The film opens as the camera stares through the many rooms of a cozy house enduring the rain on a wooded island in New England. The camera stares through all the rooms as a girl would look into her carefully crafted dollhouse, the front opened up to observe the inhabitants. Three little boys, a mother and a father are all passing away a rainy day in mundane activity. And Suzy (Kara Hayward), only 12 and wearing dayglow blue eyeshadow, is listening to music.

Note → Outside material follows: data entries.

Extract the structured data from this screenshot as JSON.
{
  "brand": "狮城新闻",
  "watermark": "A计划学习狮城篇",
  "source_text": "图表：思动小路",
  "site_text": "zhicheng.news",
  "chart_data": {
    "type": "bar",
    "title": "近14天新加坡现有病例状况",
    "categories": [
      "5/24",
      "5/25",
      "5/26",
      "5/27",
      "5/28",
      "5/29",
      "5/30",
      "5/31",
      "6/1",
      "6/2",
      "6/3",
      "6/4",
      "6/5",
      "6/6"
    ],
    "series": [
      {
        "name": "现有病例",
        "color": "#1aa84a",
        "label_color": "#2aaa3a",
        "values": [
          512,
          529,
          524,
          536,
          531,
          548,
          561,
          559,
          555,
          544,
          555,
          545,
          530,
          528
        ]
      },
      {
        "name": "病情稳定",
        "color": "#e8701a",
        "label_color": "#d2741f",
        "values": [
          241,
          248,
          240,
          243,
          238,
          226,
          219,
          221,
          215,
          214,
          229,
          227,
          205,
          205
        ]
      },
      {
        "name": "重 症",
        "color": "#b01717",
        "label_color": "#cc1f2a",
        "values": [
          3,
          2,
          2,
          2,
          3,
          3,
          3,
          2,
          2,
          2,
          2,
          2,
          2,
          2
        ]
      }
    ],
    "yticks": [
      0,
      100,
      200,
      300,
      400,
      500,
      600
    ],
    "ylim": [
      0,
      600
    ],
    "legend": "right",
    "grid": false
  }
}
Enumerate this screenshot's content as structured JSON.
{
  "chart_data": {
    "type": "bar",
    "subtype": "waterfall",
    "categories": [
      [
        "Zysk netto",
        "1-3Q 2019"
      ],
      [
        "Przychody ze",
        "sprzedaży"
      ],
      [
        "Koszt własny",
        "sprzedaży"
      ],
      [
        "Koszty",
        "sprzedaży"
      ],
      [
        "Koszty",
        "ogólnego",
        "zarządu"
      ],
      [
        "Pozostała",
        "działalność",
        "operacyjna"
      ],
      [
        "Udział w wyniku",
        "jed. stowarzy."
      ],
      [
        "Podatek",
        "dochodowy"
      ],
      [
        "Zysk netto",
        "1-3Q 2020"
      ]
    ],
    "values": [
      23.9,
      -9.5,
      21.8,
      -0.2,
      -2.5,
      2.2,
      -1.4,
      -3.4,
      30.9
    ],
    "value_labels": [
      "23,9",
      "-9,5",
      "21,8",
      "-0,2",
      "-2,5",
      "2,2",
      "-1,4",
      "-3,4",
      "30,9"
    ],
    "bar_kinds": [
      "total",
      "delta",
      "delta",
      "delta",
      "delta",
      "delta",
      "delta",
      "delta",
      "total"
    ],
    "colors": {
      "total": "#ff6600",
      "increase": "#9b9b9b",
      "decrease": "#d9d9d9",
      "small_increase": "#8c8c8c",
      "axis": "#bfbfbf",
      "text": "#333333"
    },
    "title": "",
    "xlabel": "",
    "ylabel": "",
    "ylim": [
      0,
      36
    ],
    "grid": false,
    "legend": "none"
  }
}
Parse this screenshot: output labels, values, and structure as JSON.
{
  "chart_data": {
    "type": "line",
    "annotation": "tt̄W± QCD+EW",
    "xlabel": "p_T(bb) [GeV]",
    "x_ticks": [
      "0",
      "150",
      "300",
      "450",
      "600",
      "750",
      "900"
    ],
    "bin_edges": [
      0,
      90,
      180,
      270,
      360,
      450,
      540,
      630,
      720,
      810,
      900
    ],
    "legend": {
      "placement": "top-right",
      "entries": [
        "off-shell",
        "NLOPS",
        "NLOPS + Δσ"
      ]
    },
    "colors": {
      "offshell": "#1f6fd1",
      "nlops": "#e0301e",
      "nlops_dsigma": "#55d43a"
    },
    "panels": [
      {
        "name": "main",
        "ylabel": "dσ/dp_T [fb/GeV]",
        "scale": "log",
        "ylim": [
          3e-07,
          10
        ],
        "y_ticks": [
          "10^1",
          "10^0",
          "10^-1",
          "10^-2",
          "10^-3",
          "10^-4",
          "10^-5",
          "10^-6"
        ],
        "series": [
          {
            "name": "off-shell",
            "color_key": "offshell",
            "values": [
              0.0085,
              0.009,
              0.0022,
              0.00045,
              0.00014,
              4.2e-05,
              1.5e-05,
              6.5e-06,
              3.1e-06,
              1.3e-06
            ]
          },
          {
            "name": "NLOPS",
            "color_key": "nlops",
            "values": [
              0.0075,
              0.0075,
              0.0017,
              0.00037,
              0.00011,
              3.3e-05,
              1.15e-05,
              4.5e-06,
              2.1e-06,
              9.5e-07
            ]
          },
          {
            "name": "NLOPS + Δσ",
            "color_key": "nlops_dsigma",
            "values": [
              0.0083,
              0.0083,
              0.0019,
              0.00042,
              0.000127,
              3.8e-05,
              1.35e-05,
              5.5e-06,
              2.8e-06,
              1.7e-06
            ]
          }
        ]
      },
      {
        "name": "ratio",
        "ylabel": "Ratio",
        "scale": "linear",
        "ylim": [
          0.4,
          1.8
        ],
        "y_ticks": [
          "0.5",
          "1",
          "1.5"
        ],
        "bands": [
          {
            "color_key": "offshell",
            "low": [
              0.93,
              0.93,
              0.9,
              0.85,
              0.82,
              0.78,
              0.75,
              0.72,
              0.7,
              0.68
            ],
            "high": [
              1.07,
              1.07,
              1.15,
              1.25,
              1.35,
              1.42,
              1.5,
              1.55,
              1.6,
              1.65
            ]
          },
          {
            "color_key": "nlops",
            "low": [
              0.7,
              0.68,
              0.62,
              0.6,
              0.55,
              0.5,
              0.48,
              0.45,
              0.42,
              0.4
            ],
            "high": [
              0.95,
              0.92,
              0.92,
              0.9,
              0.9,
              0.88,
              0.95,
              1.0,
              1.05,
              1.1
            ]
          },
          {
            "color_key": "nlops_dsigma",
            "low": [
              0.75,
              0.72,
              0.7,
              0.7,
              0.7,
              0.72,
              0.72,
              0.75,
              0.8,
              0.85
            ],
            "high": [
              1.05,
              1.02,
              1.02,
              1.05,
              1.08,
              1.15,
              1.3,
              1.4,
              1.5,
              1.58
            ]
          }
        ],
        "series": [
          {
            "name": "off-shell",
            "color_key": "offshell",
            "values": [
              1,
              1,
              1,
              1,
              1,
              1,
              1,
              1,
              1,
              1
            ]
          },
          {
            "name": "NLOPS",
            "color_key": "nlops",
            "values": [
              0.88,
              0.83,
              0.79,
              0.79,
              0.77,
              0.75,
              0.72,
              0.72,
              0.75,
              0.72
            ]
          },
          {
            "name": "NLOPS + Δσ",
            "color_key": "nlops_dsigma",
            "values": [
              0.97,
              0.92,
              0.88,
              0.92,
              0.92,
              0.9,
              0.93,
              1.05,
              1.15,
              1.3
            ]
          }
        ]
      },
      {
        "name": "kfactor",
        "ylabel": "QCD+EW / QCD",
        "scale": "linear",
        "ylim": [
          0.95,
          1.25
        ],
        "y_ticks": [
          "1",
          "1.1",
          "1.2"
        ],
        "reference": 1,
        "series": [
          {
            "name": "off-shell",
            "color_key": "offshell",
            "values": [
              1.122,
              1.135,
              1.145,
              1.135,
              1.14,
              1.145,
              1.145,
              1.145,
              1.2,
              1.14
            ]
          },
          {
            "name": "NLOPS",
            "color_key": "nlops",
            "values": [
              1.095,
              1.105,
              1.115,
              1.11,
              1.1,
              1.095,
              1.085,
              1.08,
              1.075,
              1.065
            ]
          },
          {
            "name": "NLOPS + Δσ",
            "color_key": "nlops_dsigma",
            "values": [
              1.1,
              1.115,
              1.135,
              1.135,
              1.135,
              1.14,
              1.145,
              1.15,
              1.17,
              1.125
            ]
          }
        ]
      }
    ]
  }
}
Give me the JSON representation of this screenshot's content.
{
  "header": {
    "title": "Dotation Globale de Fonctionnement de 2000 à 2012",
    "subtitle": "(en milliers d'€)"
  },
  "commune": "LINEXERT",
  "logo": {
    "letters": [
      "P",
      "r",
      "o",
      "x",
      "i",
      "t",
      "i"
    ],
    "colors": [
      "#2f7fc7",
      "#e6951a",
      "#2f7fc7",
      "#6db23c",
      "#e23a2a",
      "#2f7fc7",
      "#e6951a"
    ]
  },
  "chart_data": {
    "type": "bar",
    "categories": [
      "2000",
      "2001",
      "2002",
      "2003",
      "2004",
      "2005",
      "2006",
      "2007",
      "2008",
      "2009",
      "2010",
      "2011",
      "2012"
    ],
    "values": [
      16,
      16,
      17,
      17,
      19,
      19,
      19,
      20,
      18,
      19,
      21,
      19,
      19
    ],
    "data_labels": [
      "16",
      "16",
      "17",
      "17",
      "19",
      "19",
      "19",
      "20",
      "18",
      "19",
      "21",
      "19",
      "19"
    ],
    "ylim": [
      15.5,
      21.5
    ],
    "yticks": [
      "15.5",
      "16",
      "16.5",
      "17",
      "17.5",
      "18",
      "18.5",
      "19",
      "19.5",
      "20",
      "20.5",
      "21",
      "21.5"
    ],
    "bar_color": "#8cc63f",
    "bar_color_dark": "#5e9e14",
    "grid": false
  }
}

Meanwhile, across the lightly inhabited island, the Khaki Scouts are waking up for their morning drills in their almost entirely outdoor camp. The Khaki Scouts are either a send-up of or an homage to the Boy Scouts. With Wes Anderson, it’s hard to tell and may well be both. Boys who spend their summer at camp, learning outdoor skills, they live in a fantasy world of building tree forts and doing rifle practice, all under the quasi-military eye of Scoutmaster Ward (Edward Norton).
But one is missing. Sam (Jared Gilman) has left camp. Not so much escaped as graciously resigned from the Scouts, Sam has an appointment to keep with Suzy.
When Suzy turns up missing as well, the entire Khaki Scout troop joins with the police officer (Bruce Willis) and Suzy’s parents (Frances McDormand and Bill Murray) to find them before a huge storm hits the island.
That’s the setup, but the devil, or in this case, the angel, is in the details.
And details are what Anderson knows. They create a hilarious and warm universe in which these characters come to life.
So when Suzy runs away, she lugs a suitcase full of her favorite girlhood fantasy literature and her brother’s portable record player. (For those of you who don’t know, records are how we used to listen to MP3s before iPods, only we called them “LPs” or “singles.”)
Sam bustles with self-important but largely untested wilderness skills, smokes a pipe, and never takes off his coonskin cap.
The two twelve year olds talk at each other rather than to each other, as twelve year olds are wont to do.
But they – and this is the twist that makes the movie slightly uncomfortable and challenging – feel that they, at twelve, have found the love of their lives, someone who understands and accepts the darker side of them, the rages and bad behavior that they don’t understand themselves. Their parents and Scout masters surely don’t.
They aren’t running away for sex, although there is a little tentative exploratory petting that goes on. They run away in the ultimate fantasy of the perfect escape, the perfect refuge from the world.
Of course, the larger world, in the form of a deadly approaching storm, can’t let them go all that easily.
The nice thing about the film and Anderson’s perspective, is there is no real bad guy. Although the various adults that hunt the wayward children are, in a sense, the enemy, their hearts are good and their motives pure. Even scoldings are born of love.
Make no mistake, the adults are as mixed up as the kids. The fantastic supporting cast is much more than just supporting. Willis, as a lonely cop, Murray as a lonely husband, and McDormand as a confused housewife all shine. And Edward Norton as the Scout master gives an earnest oddball performance.
In fact, they’re all pleasingly oddball, which makes the film’s almost sappy ending work.
Underneath all the careening Scouts and over the top strutting, the film is about flawed and lonely people finding and fighting for love, both kids and adults, and finding shelter from storms in each other.
Apparently, that works among quirky eccentrics as well as the rest of us.
Moonrise Kingdom is rated PG-13 for sexual content and smoking.